Kate Tolo, asistente personal de Johnson y jefa de marketing de Blueprint, califica a su jefe como el “prototipo” de la empresa, lo cual es absolutamente cierto. Su aspecto contrasta con sus 47 años. De estatura media, ostenta una musculatura tonificada y armónica, tiene la piel blanca tirando a pálida, pelo castaño de un tono rojizo que no parece natural y acuosos ojos azules que denotan una serenidad no sabemos si espontánea o calculada. No sería erróneo decir que apenas uno lo ve piensa en un personaje animado creado con AI. 

Como estrategia de marketing, Johnson pergeñó el movimiento Don´t Die, otra división en la estructura de negocios de Blueprint, aprovechando la reputación conseguida en las redes como gurú espiritual de la salud y la autoayuda. Organiza caminatas y fiestas en las que Johnson participa y abraza a los asistentes como un político en campaña, afable y expresivo. Asimismo, la web de Blueprint se divide entre el autorretrato del dueño y sus recomendaciones, y un hipermercado muy bien provisto de productos que linkean a la web de Amazon o empresas que los patrocinan, todos revestidos por el branding de la inmortalidad.

Quizás mucho de lo que Johnson hace se relacione con el hecho de haberse auto-diseñado como una mercancía basada en la entronización de un voluntarismo posdepresivo del que emergió como ejemplo de superación personal.
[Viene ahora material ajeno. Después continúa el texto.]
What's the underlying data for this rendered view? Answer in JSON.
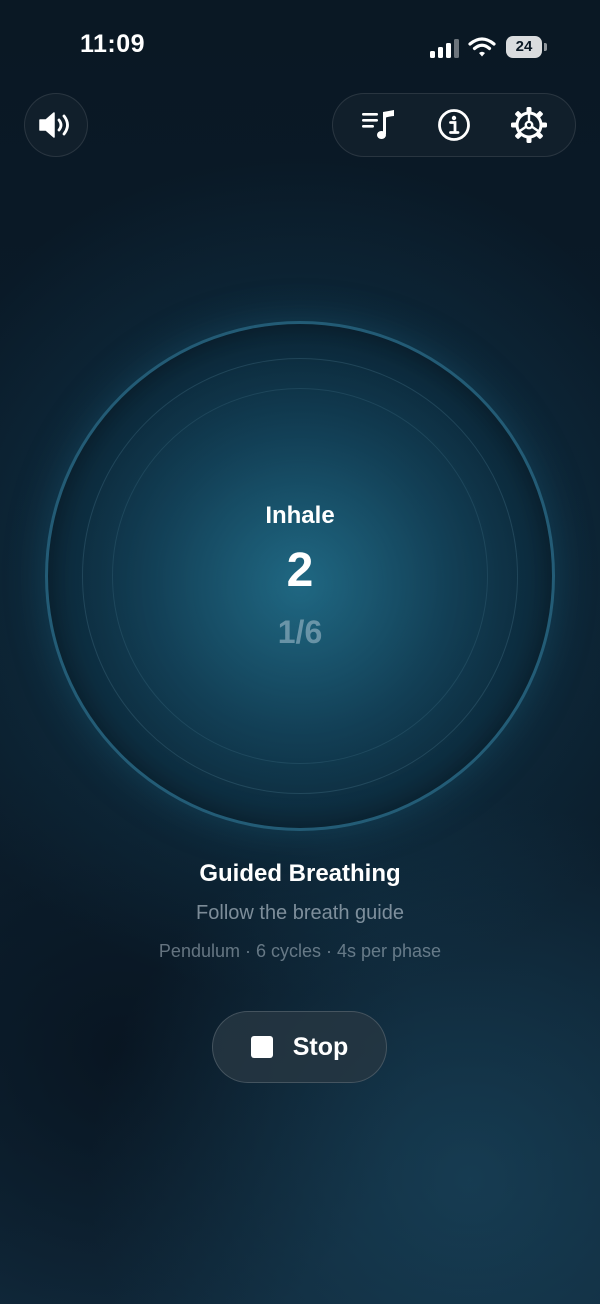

El relato de Smith queda irremisiblemente encerrado entre las tentaciones de la biotecnología como agente dominante de la vida social en un futuro no tan lejano y el esbozo psicológico de un ser solitario con traumas tácticamente elididos, olvidándose del núcleo filosófico de la “búsqueda” de Johnson. ¿Por qué alguien desearía vivir para siempre? ¿Qué significaría mantenerse incólumes al paso del tiempo mientras todo o mucho de nuestro alrededor sucumbe? ¿Qué clase de vida sería esa que se sostiene en una sucesión de restricciones de placeres y satisfacciones en nombre de la salud entendida como un dato estadístico que arroja una suma de rutinas que incluyen, paradójicamente, transgresiones y riesgos? ¿No habrá detrás de tantos aparatos y controles un fondo de vetusto puritanismo encapsulado en una estructura narcisista que se sobregira más allá de los cuidados lógicos para vivir saludablemente?

Smith sólo resalta de Johnson la exacerbación del cuidado de sí mismo y la epopeya del biohacker que se autoimpuso el rol de doble de riesgo de la humanidad que prueba terapias médicas controvertidas y rutinas temerarias –como inyectarse periódicamente rapamicina, droga que extiende la vida de los ratones no recomendada para su uso en seres humanos–, y no avanza con ninguna pregunta que haga del documental una indagación sobre los presupuestos ideológicos de Blueprint y su creador.

El ambiguo lujo de aferrarse a la esperanza de una longevidad extrema es más caro que el lujo igualmente ambiguo de aferrarse a la mortalidad como experiencia de una irredenta pulsión de vida. La mayoría de los seguidores de Johnson no tienen dos millones de dólares como él para gastar al año en terapias especiales. Como consuelo –el capitalismo es una gran máquina productora de simulaciones y placebos, desde la religión hasta la industria cultural– está la oferta de los surtidos de vitaminas, remeras, gorritas y, por unos no pocos dólares más, un medidor de erecciones nocturnas idéntico al que usa su ídolo. Algo es algo si uno está caminando hacia la inmortalidad.